- I started having nagging shoulder pain in Jan of 2009; at this time, I was working on my clean + jerk a fair amount, and also working on my handstand pushups, and muscleups.
- From memory, there's no specific acute incident that I can recall that triggered anything; I roughly remember bailing on a few muscleups, but that's it.
- I had been doing Crossfit since Nov 2007, pain free.
- A potential subluxation/dislocation to my left shoulder happened around Sept of 2007 during Tae Kwon Do, resulting in pain overhead for about two weeks.
- Since Jan, I have had: Chiropractic adjustments, physio, massage, and ART with no relief. I adhere to an anti-inflammtory diet, threw copious amounts of NSAIDs at it around April/May, take fish oil religiously, and putting ice directly on my skin no longer bothers me.
- I have had an ultrasound, multiple xrays, and a contrast MRI.
- Anything overhead, where the angle of my acromion and clavicle (AC joint) is "closed" (arm straight up) causes pain. Pushing movements away from me cause pain in the anterior delt region. Pain during a WOD is tolerable, next day pain blows chucks, and is cumulative.
Official Diagnosis (80% official, but I'll get to that in a sec): Bursitis secondary to glenohumeral ligament laxity causing shoulder instability.
English: The ligaments holding my shoulder in place are loose, and the "bursa", or fluid filled sac that cushions the joint, is irritated. Pissed. Steaming mad at Mike for letting it get all inflamed and shit.
So, everything as far as diagnostic imaging has been clear, with the exception of my xrays. They showed osteolysis of my distal clavical---damage to the end of my collarbone where it had been bashing into my acromion during overhead movements. Ultrasound of my rotator cuffs was fine, MRI was "clear"---but Kwan stated that even a contrast MRI is only 80% accurate, and I could still have a labral tear or bicep tendon issue. Bah, wtf.
So, the plan is this: He wants me diligently working on strengthening my rotator cuffs with various mobility drills using light weight. Like, 5 lbs weight. Everyday, for the next 30 days. Supposedly, this will "tighten" up the joint and stabilize it. I didn't bother explaining that I have a mile long list of rotator cuff exercises that Cory gave me, mobility and thera-band drills that Brian gave me, and specific stretches, both static and dynamic, that Chad gave me, and that I do this at home, while reading, while at work, during warmup, during cooldown, etc etc etc. Nor did I explain I can still do over 40 kiping pullups, bust out 3 strict chins with 90#, and put 185# over my head. I'm pretty fucking sure my rotator cuffs are fine. Nor did I point out the ultrasound was clear on those, also. I just asked "ok, and after that?"

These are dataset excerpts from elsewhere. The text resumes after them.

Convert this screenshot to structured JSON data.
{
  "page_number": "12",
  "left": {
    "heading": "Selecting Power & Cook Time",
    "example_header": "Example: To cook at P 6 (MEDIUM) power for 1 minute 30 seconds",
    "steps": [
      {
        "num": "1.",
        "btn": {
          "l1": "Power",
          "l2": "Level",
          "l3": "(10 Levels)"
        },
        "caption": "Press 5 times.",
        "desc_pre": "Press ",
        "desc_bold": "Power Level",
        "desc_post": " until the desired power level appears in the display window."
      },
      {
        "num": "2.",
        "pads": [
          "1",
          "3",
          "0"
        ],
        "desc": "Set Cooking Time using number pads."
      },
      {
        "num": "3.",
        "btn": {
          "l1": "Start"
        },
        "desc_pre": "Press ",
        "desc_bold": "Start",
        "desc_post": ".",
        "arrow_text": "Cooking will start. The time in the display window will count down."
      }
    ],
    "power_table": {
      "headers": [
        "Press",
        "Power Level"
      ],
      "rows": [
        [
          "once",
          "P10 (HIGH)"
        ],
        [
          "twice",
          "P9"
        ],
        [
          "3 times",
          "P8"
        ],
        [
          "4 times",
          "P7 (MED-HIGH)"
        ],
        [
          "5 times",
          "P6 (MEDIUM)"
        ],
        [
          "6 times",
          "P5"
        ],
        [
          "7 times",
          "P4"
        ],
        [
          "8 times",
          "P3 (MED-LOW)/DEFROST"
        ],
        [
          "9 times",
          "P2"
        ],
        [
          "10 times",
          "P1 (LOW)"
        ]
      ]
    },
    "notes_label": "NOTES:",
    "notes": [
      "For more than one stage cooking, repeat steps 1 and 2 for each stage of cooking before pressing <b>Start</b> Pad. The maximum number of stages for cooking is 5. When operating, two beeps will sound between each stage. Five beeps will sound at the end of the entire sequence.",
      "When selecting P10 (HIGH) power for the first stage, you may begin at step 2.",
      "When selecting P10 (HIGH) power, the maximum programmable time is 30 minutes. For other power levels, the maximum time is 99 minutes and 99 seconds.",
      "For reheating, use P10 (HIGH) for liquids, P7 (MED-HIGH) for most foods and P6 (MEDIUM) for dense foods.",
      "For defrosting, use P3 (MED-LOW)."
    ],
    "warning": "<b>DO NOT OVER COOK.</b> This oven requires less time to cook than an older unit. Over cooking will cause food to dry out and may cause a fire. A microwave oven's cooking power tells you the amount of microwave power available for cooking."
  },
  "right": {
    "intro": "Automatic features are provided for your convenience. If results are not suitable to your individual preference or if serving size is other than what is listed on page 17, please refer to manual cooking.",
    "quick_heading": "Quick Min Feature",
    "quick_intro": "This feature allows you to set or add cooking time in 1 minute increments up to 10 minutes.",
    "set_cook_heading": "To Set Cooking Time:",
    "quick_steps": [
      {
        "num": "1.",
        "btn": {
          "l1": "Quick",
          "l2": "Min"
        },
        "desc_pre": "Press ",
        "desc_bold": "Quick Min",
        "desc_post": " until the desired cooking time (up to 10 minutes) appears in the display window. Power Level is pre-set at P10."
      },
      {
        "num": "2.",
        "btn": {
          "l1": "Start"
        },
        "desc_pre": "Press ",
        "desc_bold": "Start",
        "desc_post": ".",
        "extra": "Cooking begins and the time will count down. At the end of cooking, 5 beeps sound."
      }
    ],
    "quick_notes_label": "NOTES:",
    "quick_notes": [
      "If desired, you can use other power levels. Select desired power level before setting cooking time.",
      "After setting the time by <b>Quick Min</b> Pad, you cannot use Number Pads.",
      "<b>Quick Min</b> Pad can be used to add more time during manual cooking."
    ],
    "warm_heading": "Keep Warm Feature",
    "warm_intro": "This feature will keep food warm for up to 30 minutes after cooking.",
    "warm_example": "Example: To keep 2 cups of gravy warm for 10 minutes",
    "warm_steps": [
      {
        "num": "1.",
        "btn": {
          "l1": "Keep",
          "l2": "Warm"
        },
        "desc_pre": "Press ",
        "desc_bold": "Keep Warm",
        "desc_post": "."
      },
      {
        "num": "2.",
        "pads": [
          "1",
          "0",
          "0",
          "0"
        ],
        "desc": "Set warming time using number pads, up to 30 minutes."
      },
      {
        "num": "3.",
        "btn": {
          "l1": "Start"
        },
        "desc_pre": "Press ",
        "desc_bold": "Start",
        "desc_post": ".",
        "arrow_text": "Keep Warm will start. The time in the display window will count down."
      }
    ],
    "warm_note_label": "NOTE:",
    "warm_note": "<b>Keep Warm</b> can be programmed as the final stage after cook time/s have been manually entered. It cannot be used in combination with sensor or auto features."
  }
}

After 30 days, if there's still pain, he wants to inject cortisone, an anti-inflammatory drug, into the bursa. My displeasure must have been obvious, because he explained that this would be more diagnostic than anything. I'm not worried about the procedure, but it's a band-aid solution versus treating the cause, even if it is diagnostic. All it'll do is remove the inflammation, I'll feel better, I'll start hitting WODs, and shit will get inflamed again. Not to mention the increasing the risks of actual tendon rupture with cortisone. But he's the surgeon. Not me.
AFTER that, he would do an arthroscope to take a look inside the actual joint itself. At this point, if I could do that myself, I would. In the year I've had to dwell on my ongoing injury, I've had a fair amount of time to investigate various cases of acute and non-acute shoulder injuries; needless to say, I think the 80% rate of MRI success is bullshit, and going by how "smoothly" my contrast went, I'd say there's more going on than what the picture shows.
I understand why he's being methodical, and I understand I still have a very high degree of function compared to other injured folks, but christ, I just want this damn shoulder fixed. A resection of the ligaments is a major, MAJOR deal, and I honestly DON'T know if I want to go there. But a scope would be SO damn definitive for imaging, even if it is invasive---but it could find a spur, a tendon tear, a torn labrum instantly. Before a ligament resection, though, there's other fixes---like clavicular resection, where they make more space for the bursa and tendons to move so they don't get pinched. But he's the surgeon. Not me.
For now, I'll comply with the Doc's orders, 100%. I start physio again, based on the tentative diagnosis, and aim treatments around that. I'll throw the fucking kitchen sink at it, and I'll keep doing what I'm doing.